Despite the government’s laid out plan, teachers’ unions are concerned that the decision may be premature considering that the months of June and July carry a high probability for infections of ordinary flu. The Zimbabwe Teachers Association (Zimta) has warned that if authorities go ahead with their plan, stakeholders may be headed for industrial conflict.
Amalgamated Rural Teachers Union of Zimbabwe (Artuz) president, Obert Masaraure said the June examinations should only be written when conditions allow, stating that:
“There is no rush really. We do not want to lose lives, we should not force premature reopening of schools. Learners, teachers and everyone involved in the process should be tested before there is any activity at schools, be they examinations or lessons.”
Some parents believe it is still premature to reopen schools, while others seem to agree with the government, arguing that Covid-19 is not going anywhere anytime soon hence people ought to adapt to the new norm.
The Zimbabwe National Students’ Union (Zinasu) has issued a statement saying that while they acknowledge and agree with efforts to rescue and fulfil the 2020 academic year, tertiary and university students can only go back to campuses if the government can assure that institutions will adhere to WHO guidelines on preventing the spread of Covid-19. The union also indicated that end-of-semester examinations should not be a rushed formality but a proper process to prevent the majority of students from being unfairly condemned to failure.
Midlands State University (MSU) students have approached the High Court challenging the government’s decision to introduce e-learning in tertiary institutions during the national lockdown. Zimbabwe Lawyers for Human Rights (ZLHR) filed an urgent chamber application on behalf of the students, arguing that the majority of students are from poor backgrounds and can neither afford smart electronic gadgets nor the internet that is required to access online classes.
Unlike most countries, there seems to be consensus regarding the reopening of schools in Namibia.
Media reports suggest that some education stakeholders, including the Namibia National Teachers Union (Nantu) and Teachers Union of Namibia (TUN) have agreed among themselves that learners who are in critical grades and are expected to sit for external examinations like Grades 11 and 12 should resume classes by 3 June to allow them to complete their academic year. Former education minister Katrina Hanse-Himarwa also agrees.
The unions, which also agreed that other grades would resume between July and August, as the situation dictates, are now in the process of consulting school principals in the country’s 14 regions to discuss the best way forward that ensures health and safety will not be compromised.
The decision to shut down schools in the wake of the Covid-19 pandemic was universally accepted, a very stark contrast to the raging debate on their reopening. Governments in southern Africa want schools reopened but parents, students, teachers and stakeholders do not seem to generally agree, as they are not satisfied that the conditions for reopening exist yet.

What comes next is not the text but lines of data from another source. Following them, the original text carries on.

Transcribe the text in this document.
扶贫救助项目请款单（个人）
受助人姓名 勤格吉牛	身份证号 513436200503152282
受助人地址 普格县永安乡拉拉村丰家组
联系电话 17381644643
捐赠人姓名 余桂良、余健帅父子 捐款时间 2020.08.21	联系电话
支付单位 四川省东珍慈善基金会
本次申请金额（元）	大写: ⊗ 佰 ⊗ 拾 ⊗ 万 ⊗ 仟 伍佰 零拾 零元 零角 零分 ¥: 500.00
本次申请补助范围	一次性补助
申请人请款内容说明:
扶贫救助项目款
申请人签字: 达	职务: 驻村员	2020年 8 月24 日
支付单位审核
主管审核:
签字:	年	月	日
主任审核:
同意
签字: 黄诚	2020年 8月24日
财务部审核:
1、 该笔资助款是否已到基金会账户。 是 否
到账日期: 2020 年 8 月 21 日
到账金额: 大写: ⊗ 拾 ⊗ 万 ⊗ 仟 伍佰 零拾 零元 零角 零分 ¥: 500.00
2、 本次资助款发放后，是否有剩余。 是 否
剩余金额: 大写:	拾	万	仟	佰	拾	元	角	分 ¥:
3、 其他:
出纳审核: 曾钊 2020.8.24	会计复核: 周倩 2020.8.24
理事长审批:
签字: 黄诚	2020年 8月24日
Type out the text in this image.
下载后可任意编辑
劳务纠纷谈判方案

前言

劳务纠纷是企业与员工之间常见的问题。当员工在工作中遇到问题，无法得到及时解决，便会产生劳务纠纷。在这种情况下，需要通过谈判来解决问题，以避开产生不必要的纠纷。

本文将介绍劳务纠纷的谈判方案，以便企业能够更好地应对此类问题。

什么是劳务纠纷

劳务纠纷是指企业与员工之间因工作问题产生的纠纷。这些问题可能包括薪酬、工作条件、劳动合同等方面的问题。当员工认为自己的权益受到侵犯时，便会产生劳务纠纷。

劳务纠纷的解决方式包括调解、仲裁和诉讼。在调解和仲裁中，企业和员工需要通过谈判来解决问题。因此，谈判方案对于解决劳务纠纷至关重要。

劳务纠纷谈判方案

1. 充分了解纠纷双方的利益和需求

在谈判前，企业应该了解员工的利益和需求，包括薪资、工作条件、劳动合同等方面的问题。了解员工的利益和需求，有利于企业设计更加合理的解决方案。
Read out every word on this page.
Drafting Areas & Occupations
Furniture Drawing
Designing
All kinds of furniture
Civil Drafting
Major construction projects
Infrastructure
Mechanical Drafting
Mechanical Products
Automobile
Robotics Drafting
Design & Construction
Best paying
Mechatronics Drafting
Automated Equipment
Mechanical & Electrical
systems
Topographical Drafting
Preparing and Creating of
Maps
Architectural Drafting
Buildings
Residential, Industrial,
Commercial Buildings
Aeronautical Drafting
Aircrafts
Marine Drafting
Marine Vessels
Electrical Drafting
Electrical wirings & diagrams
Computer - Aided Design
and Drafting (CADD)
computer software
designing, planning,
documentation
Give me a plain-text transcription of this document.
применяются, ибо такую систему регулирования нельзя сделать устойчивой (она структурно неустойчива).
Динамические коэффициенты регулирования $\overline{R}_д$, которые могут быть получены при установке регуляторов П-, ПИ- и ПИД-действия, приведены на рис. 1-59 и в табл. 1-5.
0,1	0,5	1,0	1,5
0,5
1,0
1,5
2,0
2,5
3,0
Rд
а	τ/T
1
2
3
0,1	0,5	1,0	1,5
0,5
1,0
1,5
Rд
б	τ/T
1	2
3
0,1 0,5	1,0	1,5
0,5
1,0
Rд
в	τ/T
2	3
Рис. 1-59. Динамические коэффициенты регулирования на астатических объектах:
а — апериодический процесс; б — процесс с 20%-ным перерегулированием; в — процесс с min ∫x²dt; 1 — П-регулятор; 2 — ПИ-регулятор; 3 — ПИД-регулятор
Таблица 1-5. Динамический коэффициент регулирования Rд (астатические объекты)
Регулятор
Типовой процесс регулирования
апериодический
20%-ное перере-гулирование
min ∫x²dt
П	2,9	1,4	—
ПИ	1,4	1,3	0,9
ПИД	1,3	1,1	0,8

It can be discerned that there is a serious lack of mistrust between governments and the rest. As the debate rages, it is learners who are paying the highest cost, as their right to education has been seriously compromised. Governments and all stakeholders must be guided by medical advice and take all necessary precautions to ensure that reopening the sector does not put anyone at risk. DM/MC
Arnold Tsunga is a human rights lawyer, the director of the Africa Regional Programme of the International Commission of Jurists (ICJ) and the technical and strategy adviser of the SAHRDN. Tatenda Mazarura is a woman human rights defender (WHRD), a professional rapporteur and an election expert. Mark Heywood is editor of Maverick Citizen.